Das Intervall-Prinzip. Carola Kleinschmidt
Gefühle drängen uns dazu, die Herausforderung mit aller Kraft zu meistern.
WIE IST DAS BEI DIR?
Woran merkst du persönlich, dass du im Stressmodus bist? (Manche bekommen schwitzige Hände, Hitzewallungen oder Herzrasen. Manche spüren, wie Kampfgeist, Ungeduld oder Aggressionen aufsteigen.) Notiere deine typischen Zeichen für Angespanntheit. Am leichtesten ist das, wenn du dich einfach an einige Stresssituationen erinnerst, die kurz zurückliegen.
Je nachdem, wie hoch wir unsere Chancen einschätzen, dass wir die Situation meistern werden, kann der Stress dazu führen, dass wir eher kämpfen, versuchen, der Situation zu entfliehen, oder uns »tot stellen«, also wegducken und hoffen, dass alles von allein vorbeigeht.
Wie ist das bei dir? Zu welcher Reaktion neigst du im Stress? Gehst du die Dinge an? Neigst du zum Aktionismus? Oder erstarrst du innerlich? Fängst vielleicht an zu grübeln oder schiebst die Dinge auf?
Entspannung – leichter gesagt als getan
Ist eine Herausforderung gemeistert oder vorbeigezogen, lässt das Gefühl von Spannung nach. Wir sind gesprungen. Mit bebendem Herzen zwar, aber wir haben es getan. Jetzt schwimmen wir erleichtert an den Beckenrand. Im besten Falle warten dort die Freund*innen, die uns beglückwünschen. Wir erzählen noch mal, wie die Panik uns überfallen hat, kurz bevor wir gesprungen sind. Dass zehn Meter von oben viel höher aussehen als von unten. Und wie toll es war, ins Wasser einzutauchen. Wir feiern unseren Erfolg – und erleben einen Glücksmoment. Stolz vielleicht auch. Es kann auch sein, dass wir uns nicht getraut haben und leicht beschämt die Leiter wieder runtergeklettert sind. Aber auch dann lässt jetzt die Spannung nach, wir fühlen uns erleichtert. Die Gefahr ist vorbei.

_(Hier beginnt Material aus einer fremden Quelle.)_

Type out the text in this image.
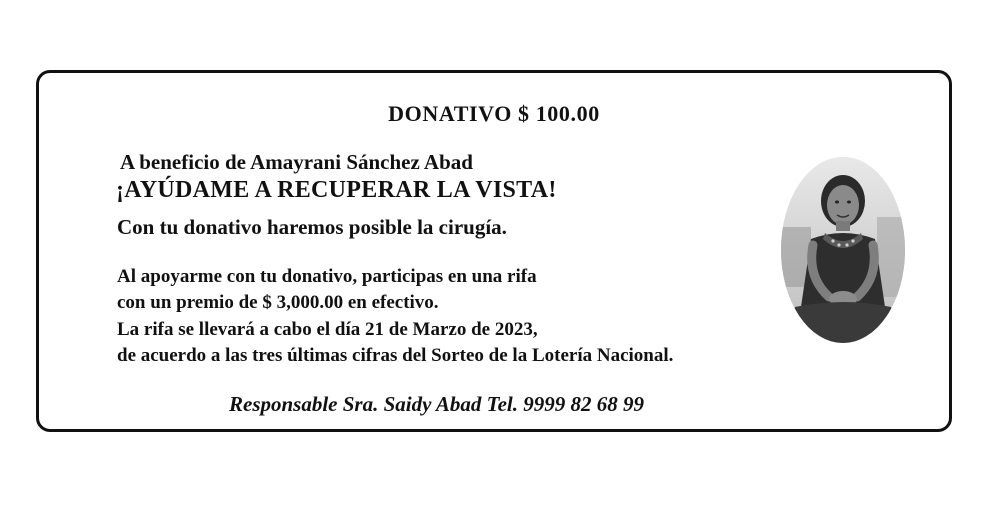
DONATIVO $ 100.00
A beneficio de Amayrani Sánchez Abad
¡AYÚDAME A RECUPERAR LA VISTA!
Con tu donativo haremos posible la cirugía.
Al apoyarme con tu donativo, participas en una rifa
con un premio de $ 3,000.00 en efectivo.
La rifa se llevará a cabo el día 21 de Marzo de 2023,
de acuerdo a las tres últimas cifras del Sorteo de la Lotería Nacional.
Responsable Sra. Saidy Abad Tel. 9999 82 68 99
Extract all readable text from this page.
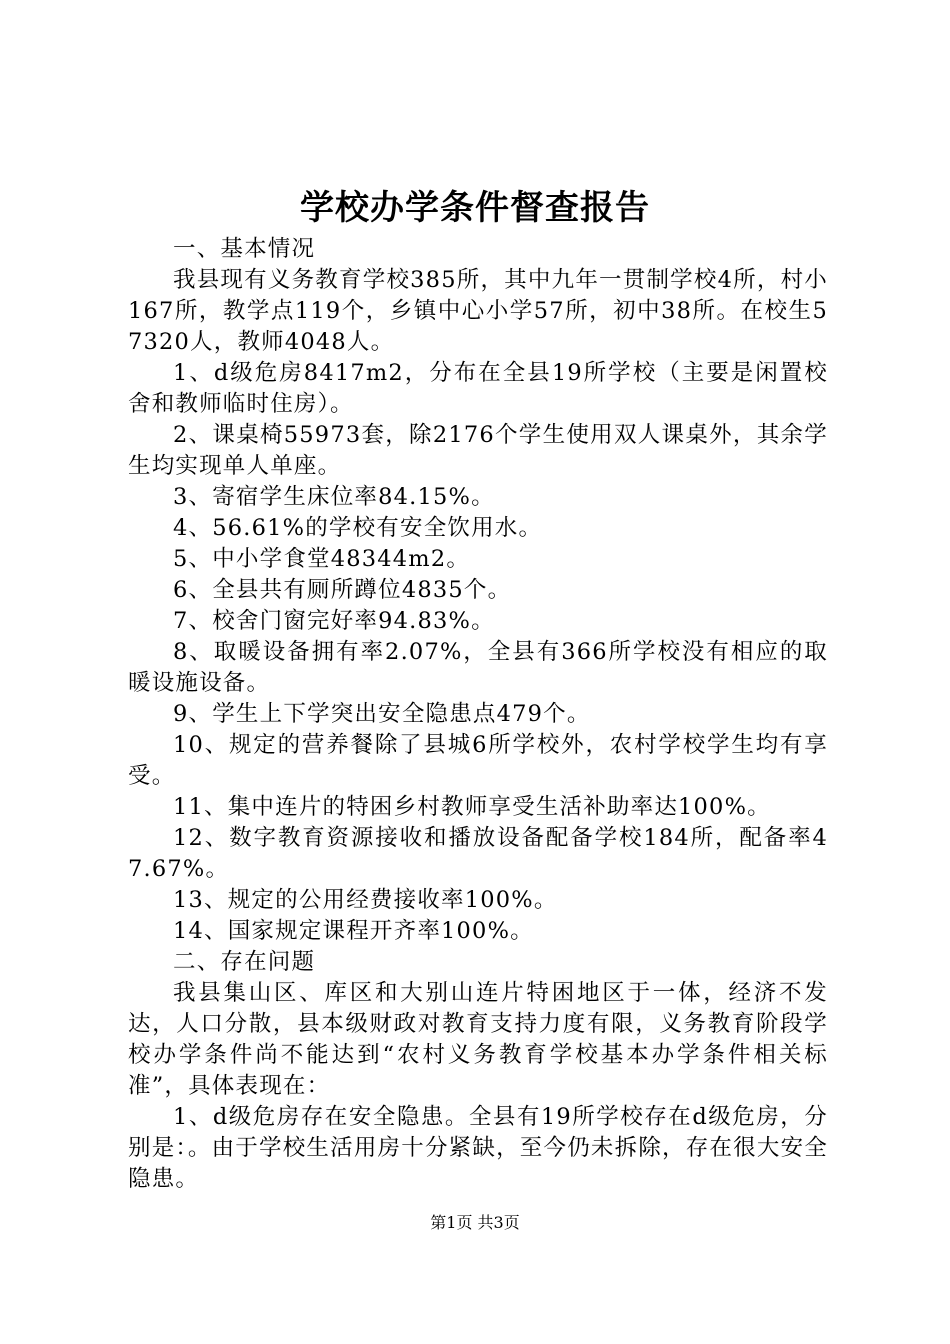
学校办学条件督查报告

一、基本情况

我县现有义务教育学校385所，其中九年一贯制学校4所，村小167所，教学点119个，乡镇中心小学57所，初中38所。在校生57320人，教师4048人。

1、d级危房8417m2，分布在全县19所学校（主要是闲置校舍和教师临时住房）。

2、课桌椅55973套，除2176个学生使用双人课桌外，其余学生均实现单人单座。

3、寄宿学生床位率84.15%。

4、56.61%的学校有安全饮用水。

5、中小学食堂48344m2。

6、全县共有厕所蹲位4835个。

7、校舍门窗完好率94.83%。

8、取暖设备拥有率2.07%，全县有366所学校没有相应的取暖设施设备。

9、学生上下学突出安全隐患点479个。

10、规定的营养餐除了县城6所学校外，农村学校学生均有享受。

11、集中连片的特困乡村教师享受生活补助率达100%。

12、数字教育资源接收和播放设备配备学校184所，配备率47.67%。

13、规定的公用经费接收率100%。

14、国家规定课程开齐率100%。

二、存在问题

我县集山区、库区和大别山连片特困地区于一体，经济不发达，人口分散，县本级财政对教育支持力度有限，义务教育阶段学校办学条件尚不能达到“农村义务教育学校基本办学条件相关标准”，具体表现在：

1、d级危房存在安全隐患。全县有19所学校存在d级危房，分别是：。由于学校生活用房十分紧缺，至今仍未拆除，存在很大安全隐患。

第1页 共3页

In unserem Körper läuft in dieser Phase der Entspannung ein genauso komplexes Geschehen ab wie während der Stressreaktion: Die Muskeln lockern sich, das Herz findet zu seinem Ruherhythmus zurück. Der Blutdruck sinkt. Statt des Aktivitätsnervs Sympathikus übernimmt der Ruhenerv Parasympathikus die Führung. Er signalisiert dem Organismus: Alles ist sicher. Es ist geschafft. Du kannst dich entspannen. Der Körper beginnt mit dem Abbau der Stresshormone. Ziel ist es, wieder in einen Normalzustand zu gelangen. Nur im entspannten Sein können wir wieder Kräfte sammeln für die nächste Herausforderung. Hunger, Durst, Müdigkeit – all diese Kraftquellen können wir nur entspannt auffüllen. Unter Stress haben wir keine Lust zu essen, und schlafen können wir auch nicht.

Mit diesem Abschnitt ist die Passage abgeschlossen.